Pedaços de palha boiavam em meio ao turvo líquido.  O filhote era macho, não tinha pêlos, só alguns, escassos, no alto da cabeça, e era gordinho, rechonchudo. Saboroso. 
            A
 fome cegava o lobo para tudo que não fosse a carne e o sangue. Um 
rosnar rouco e profundo escapou de sua boca enquanto se aproximava do 
filhote morto que balançava ao sabor do vento que entrava pelas frestas,
 a rústica corda rangia hipnótica com os movimentos do pequeno corpo.   
            “Carne fresca” – era só o que estava em sua cabeça. 
            De
 sua boca desdentada escorria espessa baba. Não precisaria de dentes 
para rasgar aquele couro macio, a força da sua mordida bastaria. 
Retesando os músculos, o lobo preparou-se para saltar sobre a comida 
que, como presente da divina providência, surgiu em seu caminho. Com um 
rosnado gutural, saltou. No mesmo instante um barulho similar ao ruflar 
de grandes asas ecoou dentro da cabana. E fantasmas surgiram ao redor do
 lobo. Fantasmas marrons. Seu coração, já agitado, disparou, inundando 
seu corpo de adrenalina, clareando seus instintos embotados pela fome.  Não
 eram fantasmas. Nem asas ruflando. Eram coisas ainda piores. Cordeiros.
 Adultos. Armados. Estavam escondidos sob os panos marrons que foram 
jogados para cima. Havia dezenas deles. Todos ostentando grandes cruzes 
vermelhas no peito, balindo ao mesmo tempo; se bravos ou assustados o 
lobo não saberia dizer. Num piscar de olhos o caos se instalou dentro da
 cabana; tudo acontecendo ao mesmo tempo.
            No
 meio do salto o velho lobo desistiu do filhote, passando por ele sem 
abocanhá-lo. Em pleno ar começou a se transformar. Esquecendo 
completamente a fome. Ao tocar no piso de terra já não era só um lobo, 
era algo mais. Apoiado sob as patas traseiras, que lembravam vagamente 
pernas humanas, virou seu corpanzil, encarando seus inimigos. Tinha mais
 que dobrado de tamanho.
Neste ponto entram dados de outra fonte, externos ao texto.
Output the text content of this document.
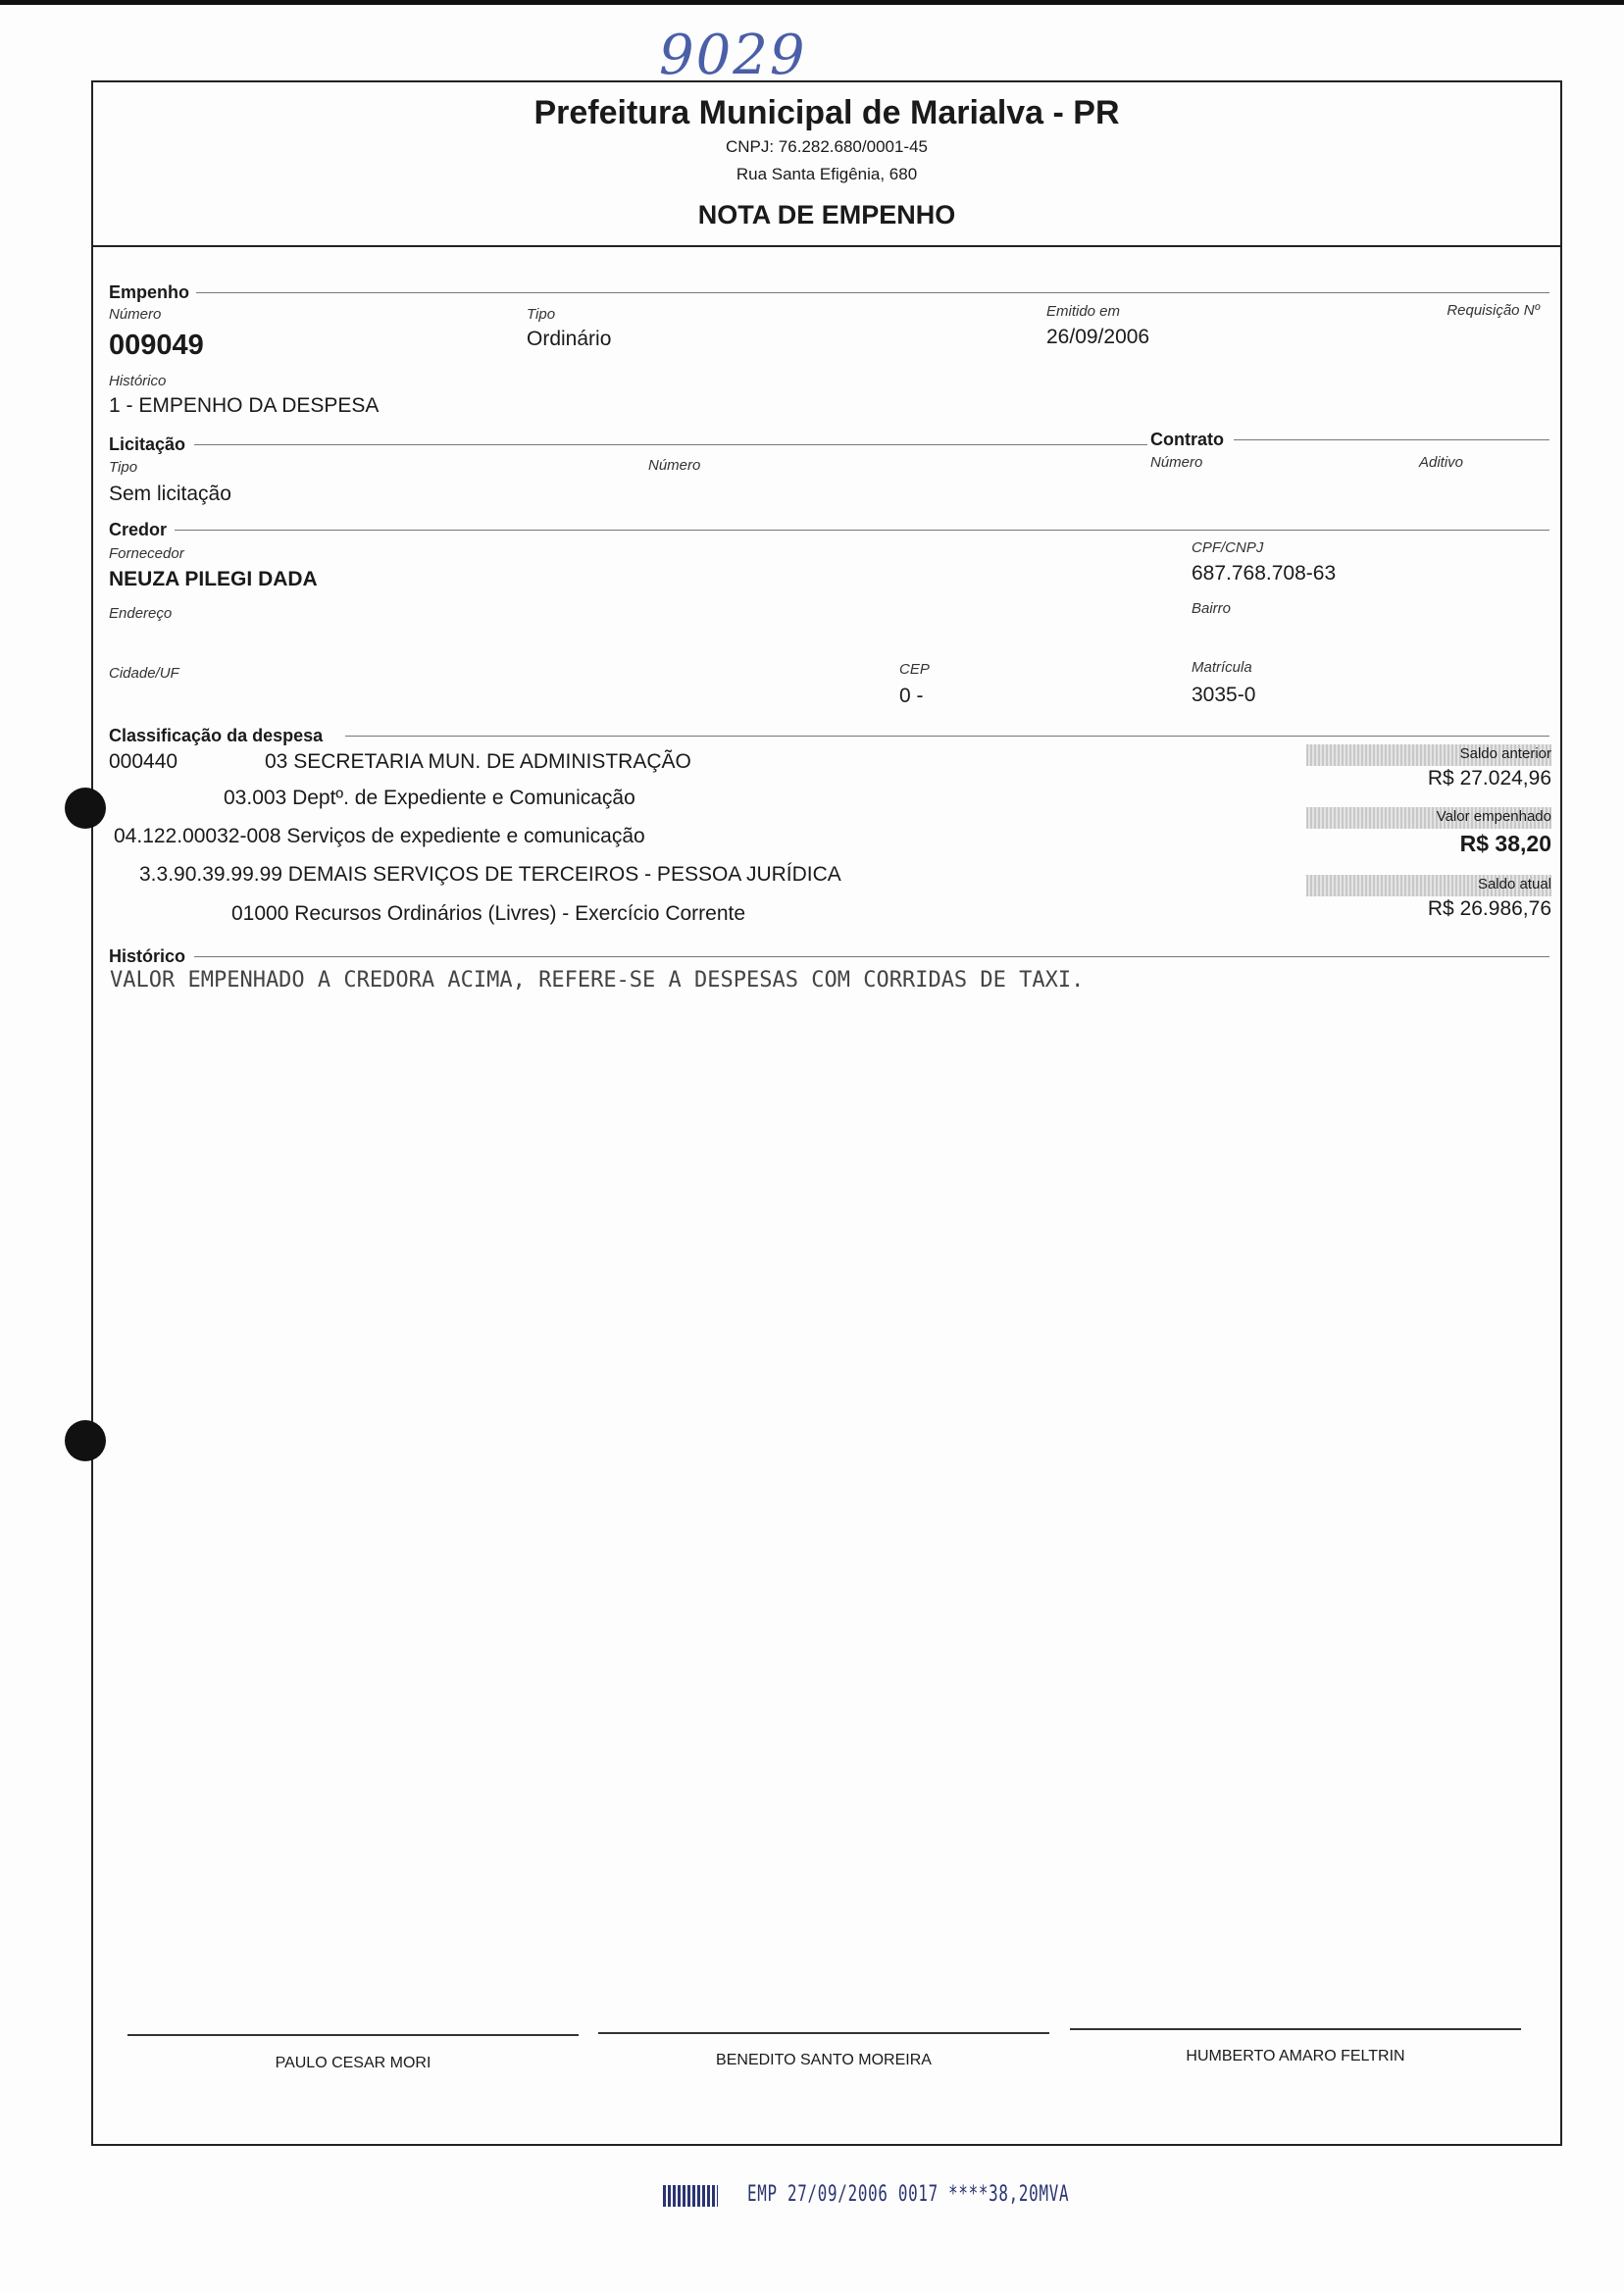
9029
Prefeitura Municipal de Marialva - PR
CNPJ: 76.282.680/0001-45
Rua Santa Efigênia, 680
NOTA DE EMPENHO
Empenho
Número
009049
Tipo
Ordinário
Emitido em
26/09/2006
Requisição Nº
Histórico
1 - EMPENHO DA DESPESA
Licitação	Contrato
Tipo
Sem licitação
Número	Número	Aditivo
Credor
Fornecedor
NEUZA PILEGI DADA
CPF/CNPJ
687.768.708-63
Endereço	Bairro
Cidade/UF	CEP
0 -
Matrícula
3035-0
Classificação da despesa
000440	03 SECRETARIA MUN. DE ADMINISTRAÇÃO
03.003 Deptº. de Expediente e Comunicação
04.122.00032-008 Serviços de expediente e comunicação
3.3.90.39.99.99 DEMAIS SERVIÇOS DE TERCEIROS - PESSOA JURÍDICA
01000 Recursos Ordinários (Livres) - Exercício Corrente
Saldo anterior
R$ 27.024,96
Valor empenhado
R$ 38,20
Saldo atual
R$ 26.986,76
Histórico
VALOR EMPENHADO A CREDORA ACIMA, REFERE-SE A DESPESAS COM CORRIDAS DE TAXI.
PAULO CESAR MORI	BENEDITO SANTO MOREIRA	HUMBERTO AMARO FELTRIN
EMP 27/09/2006 0017 ****38,20MVA
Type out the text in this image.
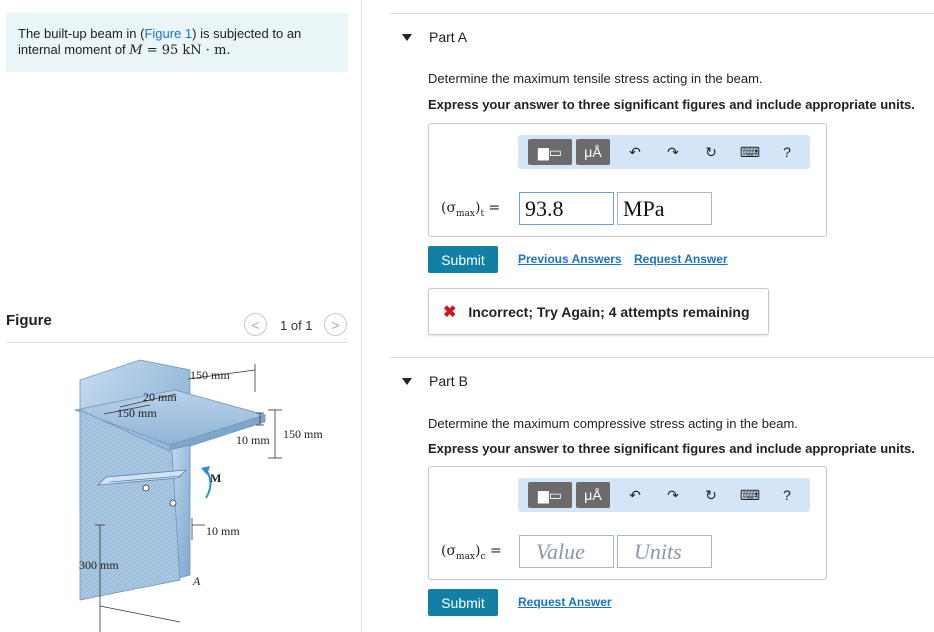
The built-up beam in (Figure 1) is subjected to an internal moment of M = 95 kN · m.
Figure	< 1 of 1 >
150 mm
20 mm
150 mm
10 mm 150 mm
M
10 mm
300 mm
A
Part A
Determine the maximum tensile stress acting in the beam.
Express your answer to three significant figures and include appropriate units.
▆▭ μÅ ↶ ↷ ↻ ⌨ ?
$(\sigma_{max})_t = 93.8$	MPa
Submit	Previous Answers Request Answer
✖ Incorrect; Try Again; 4 attempts remaining
Part B
Determine the maximum compressive stress acting in the beam.
Express your answer to three significant figures and include appropriate units.
▆▭ μÅ ↶ ↷ ↻ ⌨ ?
$(\sigma_{max})_c$ =	Value	Units
Submit	Request Answer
Sua cabeça agigantada tocava o capim seco da 
cobertura; as patas dianteiras agora eram braços alongados que 
terminavam em mãos enormes, de dedos disformes, munidos com garras 
pontiagudas. O velho Fenrriz nunca foi um lobo comum, muito pelo 
contrário e, mesmo sem dentes, ainda era um inimigo de valor, agora 
estes cordeiros insanos veriam isso. Saberiam da sua força, da sua 
selvageria. Um uivo animalesco se ouviu, suplantando todos os outros 
sons. Longo. Ensurdecedor. Seu grito de guerra. Houve dias em que isso 
seria o bastante para fazer tombar de medo um inimigo. Agora não mais.  
            A
 resposta ao uivo veio na forma de uma sinfonia de cordas retesadas se 
soltando. Bestas foram disparadas. Muitas delas. Dezenas de setas 
voaram, leves como plumas, na direção do velho lobo que acabara de se 
tornar uma mistura sobrenatural de fera e homem, mais de fera. Fenrriz 
as viu se aproximarem, atravessando os feixes de luar; a cada raio de 
luz um brilho fugaz. Prata. As pontas das setas eram de prata. Justo o 
metal que tanto mal lhe causava, feridas feitas com prata não saravam 
tão facilmente quanto as outras. Na certa sabiam disso. 
            “Armadilha” – gritou o instinto do lobo. Pena que tarde demais. 
            Bem
 lá no fundo, Fenrriz se recriminou por não ter percebido o engodo assim
 que chegou na cabana. Talvez seu tempo tenha realmente passado; que não
 há mais lugar para ele neste velho mundo que a cada dia se modifica. 
Fica pior. Inconscientemente desejou que, no outro mundo, seus dentes 
cresçam de novo. A longa viajem iria se iniciar. Só não queria que fosse
 assim, não na mão deles, que fossem outros a enviá-lo em sua última 
jornada em direção ao Valhala. Sempre imaginou que, na sua hora final, 
tombaria ante inimigos mais dignos, menos traiçoeiros. Com mais honra. 
Usar o filhote como isca foi muito torpe, até para estes malditos.            
            “Odeio cordeiros…” – pensou o velho lobo quando as setas de prata o atingiram.